In 1961 when these Rules were framed, the value of Indian rupee was so high that in 1961, some of class III and class IV employees were getting salary of Rs. 20. The salary of Government Servants was so enhanced in every five years as per the recommendations of pay commissions. But advocate fee remains unchanged since 1961. It is pertinent to mention that in the exercise of the powers conferred by clause (v) of the Explanation to Section 48 of the Income Tax Act, 1961, the Central Government has issued Notification on the Cost Inflation. According to this Notification, by considering basic year of 1981-82 and determining Cost Inflation Rupees 100.00 in that year, the Cost Inflation Index in the year 2014-15 has been fixed Rupees 1024.00. This means that the rise in Cost Inflation Index is more than ten times.
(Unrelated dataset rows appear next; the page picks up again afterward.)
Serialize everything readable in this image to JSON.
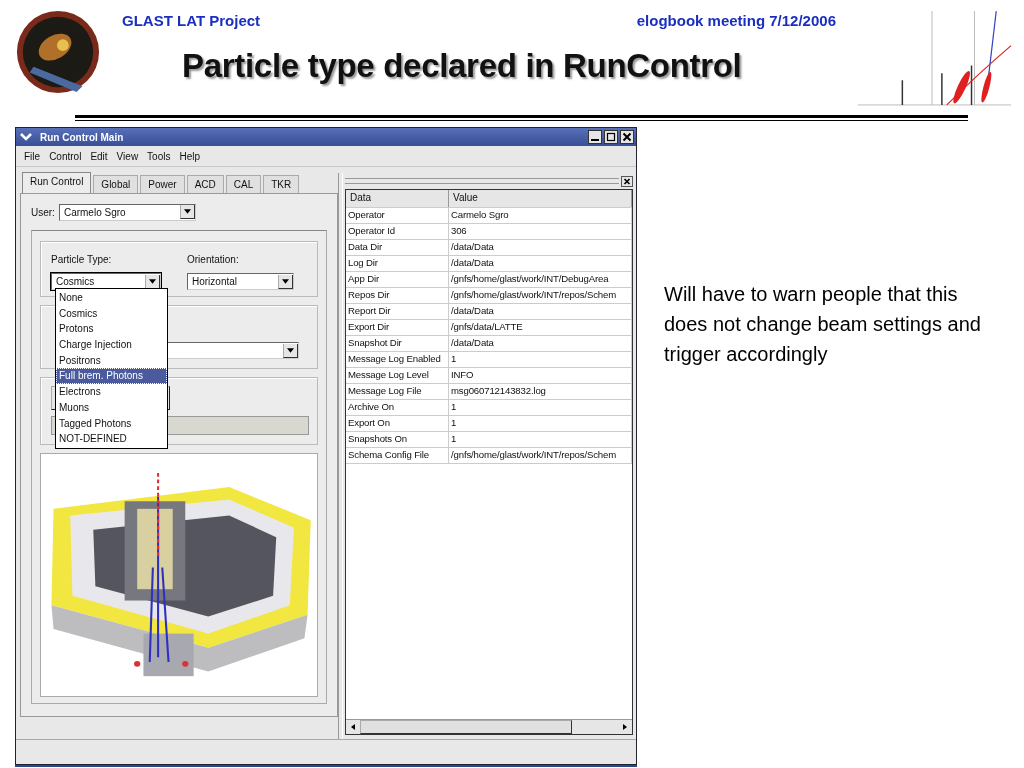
{
  "header": {
    "project": "GLAST LAT Project",
    "meeting": "elogbook meeting 7/12/2006",
    "title": "Particle type declared in RunControl"
  },
  "window": {
    "title": "Run Control Main"
  },
  "menu": [
    "File",
    "Control",
    "Edit",
    "View",
    "Tools",
    "Help"
  ],
  "tabs": [
    {
      "label": "Run Control",
      "selected": true
    },
    {
      "label": "Global",
      "selected": false
    },
    {
      "label": "Power",
      "selected": false
    },
    {
      "label": "ACD",
      "selected": false
    },
    {
      "label": "CAL",
      "selected": false
    },
    {
      "label": "TKR",
      "selected": false
    }
  ],
  "user": {
    "label": "User:",
    "value": "Carmelo Sgro"
  },
  "particle_type": {
    "label": "Particle Type:",
    "value": "Cosmics",
    "expanded": true
  },
  "orientation": {
    "label": "Orientation:",
    "value": "Horizontal"
  },
  "particle_options": [
    {
      "label": "None",
      "selected": false
    },
    {
      "label": "Cosmics",
      "selected": false
    },
    {
      "label": "Protons",
      "selected": false
    },
    {
      "label": "Charge Injection",
      "selected": false
    },
    {
      "label": "Positrons",
      "selected": false
    },
    {
      "label": "Full brem. Photons",
      "selected": true
    },
    {
      "label": "Electrons",
      "selected": false
    },
    {
      "label": "Muons",
      "selected": false
    },
    {
      "label": "Tagged Photons",
      "selected": false
    },
    {
      "label": "NOT-DEFINED",
      "selected": false
    }
  ],
  "table": {
    "columns": [
      "Data",
      "Value"
    ],
    "rows": [
      [
        "Operator",
        "Carmelo Sgro"
      ],
      [
        "Operator Id",
        "306"
      ],
      [
        "Data Dir",
        "/data/Data"
      ],
      [
        "Log Dir",
        "/data/Data"
      ],
      [
        "App Dir",
        "/gnfs/home/glast/work/INT/DebugArea"
      ],
      [
        "Repos Dir",
        "/gnfs/home/glast/work/INT/repos/Schem"
      ],
      [
        "Report Dir",
        "/data/Data"
      ],
      [
        "Export Dir",
        "/gnfs/data/LATTE"
      ],
      [
        "Snapshot Dir",
        "/data/Data"
      ],
      [
        "Message Log Enabled",
        "1"
      ],
      [
        "Message Log Level",
        "INFO"
      ],
      [
        "Message Log File",
        "msg060712143832.log"
      ],
      [
        "Archive On",
        "1"
      ],
      [
        "Export On",
        "1"
      ],
      [
        "Snapshots On",
        "1"
      ],
      [
        "Schema Config File",
        "/gnfs/home/glast/work/INT/repos/Schem"
      ]
    ]
  },
  "note": "Will have to warn people that this does not change beam settings and trigger accordingly"
}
Apart from these facts we must realise the ground realities that in ordinary course, no lawyer can work on the fee of rupees 20 only. It could be analysed from media reports published from time to time. On the other side, the Civil Courts follow the Rules for allowing the Costs of litigation. The Costs of litigation include Advocate Fees. This means the successful litigants cannot claim the real costs of litigations because there are lot of variations in the Advocate fee payable as per Statute and fee payable practically. This is a big threat to the Social Justice System.
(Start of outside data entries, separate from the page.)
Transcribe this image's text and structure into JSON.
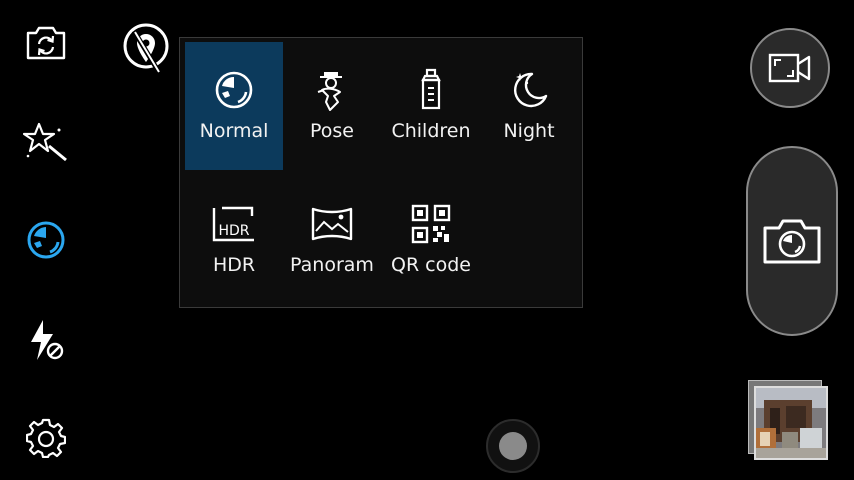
{
  "left_rail": {
    "switch_camera_icon": "camera-switch-icon",
    "effects_icon": "magic-wand-icon",
    "scene_icon": "scene-mode-icon",
    "flash_icon": "flash-off-icon",
    "settings_icon": "gear-icon"
  },
  "location_toggle": {
    "icon": "location-off-icon"
  },
  "scene_modes": [
    {
      "label": "Normal",
      "icon": "normal-scene-icon",
      "selected": true
    },
    {
      "label": "Pose",
      "icon": "pose-icon",
      "selected": false
    },
    {
      "label": "Children",
      "icon": "bottle-icon",
      "selected": false
    },
    {
      "label": "Night",
      "icon": "moon-icon",
      "selected": false
    },
    {
      "label": "HDR",
      "icon": "hdr-icon",
      "selected": false
    },
    {
      "label": "Panoram",
      "icon": "panorama-icon",
      "selected": false
    },
    {
      "label": "QR code",
      "icon": "qr-code-icon",
      "selected": false
    }
  ],
  "right_controls": {
    "video_icon": "video-camera-icon",
    "shutter_icon": "camera-shutter-icon",
    "gallery_icon": "gallery-thumbnail"
  },
  "colors": {
    "accent": "#2ba7f0",
    "selected_bg": "#0c3a5c",
    "panel_bg": "#0d0d0d"
  }
}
Although, it is admitted that there is no comparison of Advocates and workmen employed in different fields. But it is beneficial to refer the Minimum Wages Act, 1948 which provides the wages security and time bound enhancement with Cost of Living Allowance for the employees working in scheduled employments. At present, the Advocate fee is much less then minimum wages fixed by State Government.
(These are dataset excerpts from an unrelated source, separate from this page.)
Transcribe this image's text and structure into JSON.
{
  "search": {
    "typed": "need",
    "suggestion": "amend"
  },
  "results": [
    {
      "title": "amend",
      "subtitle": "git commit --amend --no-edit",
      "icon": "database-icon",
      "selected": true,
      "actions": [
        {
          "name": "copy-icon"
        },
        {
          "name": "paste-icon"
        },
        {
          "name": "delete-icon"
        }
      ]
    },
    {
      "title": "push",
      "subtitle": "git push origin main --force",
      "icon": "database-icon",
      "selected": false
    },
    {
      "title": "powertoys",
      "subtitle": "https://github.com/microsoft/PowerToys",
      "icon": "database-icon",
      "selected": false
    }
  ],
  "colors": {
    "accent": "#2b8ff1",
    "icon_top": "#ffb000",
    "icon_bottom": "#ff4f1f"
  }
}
It is pertinent to note that the Law Commission of India has submitted its 240th Report in May 2012 which addressed the issue of “COSTS IN CIVIL LITIGATIONS”. This report says that the Costs of the Civil Suits include the Advocate fees. The Law Commission in the Para 3.14 of the report opined that it is equally urgent to revise the Advocate Fee provided in the Schedule to the Rules, as most of the said fees are outdated and have no correlation with the prevailing rate of fee.

Para 3.17 of the report, is mentioned below:

3.17 While stressing the need to provide for awarding realistic advocate’s fee by amending   the  relevant   Rules periodically, a  serious fall-out of not levying actual, realistic cost has been expressed in the following terms:

“A litigant, who starts the litigation, after some time, being unable to bear the delay and mounting costs, gives up and surrenders to the other side or agrees to settlement which is something akin to creditor who is not able to recover the debt, writing off the debt.  This happens when the costs keep mounting and he realizes that even if he succeeds he will not get the actual costs.  If this happens frequently, the citizens will lose confidence in the civil justice system.”

 In this regard, we should also refer the Judgement of the Supreme Court passed in the case of Rameshwari Devi versus Nirmala Devi, (2011) 8 SCC 249 in which it was observed that Costs should be realistic keeping in view ever increasing litigation expenses. In the light of aforementioned Judgement the Advocate Fee structure must be fixed in the realistic pattern.

        The Law Commission of India in its report referred so many Rules effective in the States and in Para 6.5 says that the Andhra Pradesh Advocate Fee Rules, 2010 are quite realistic and reasonable. In the light of aforementioned factual and legal position the Advocate Fee structure prescribed in Madhya Pradesh Civil Court Rules, 1961 must be revised.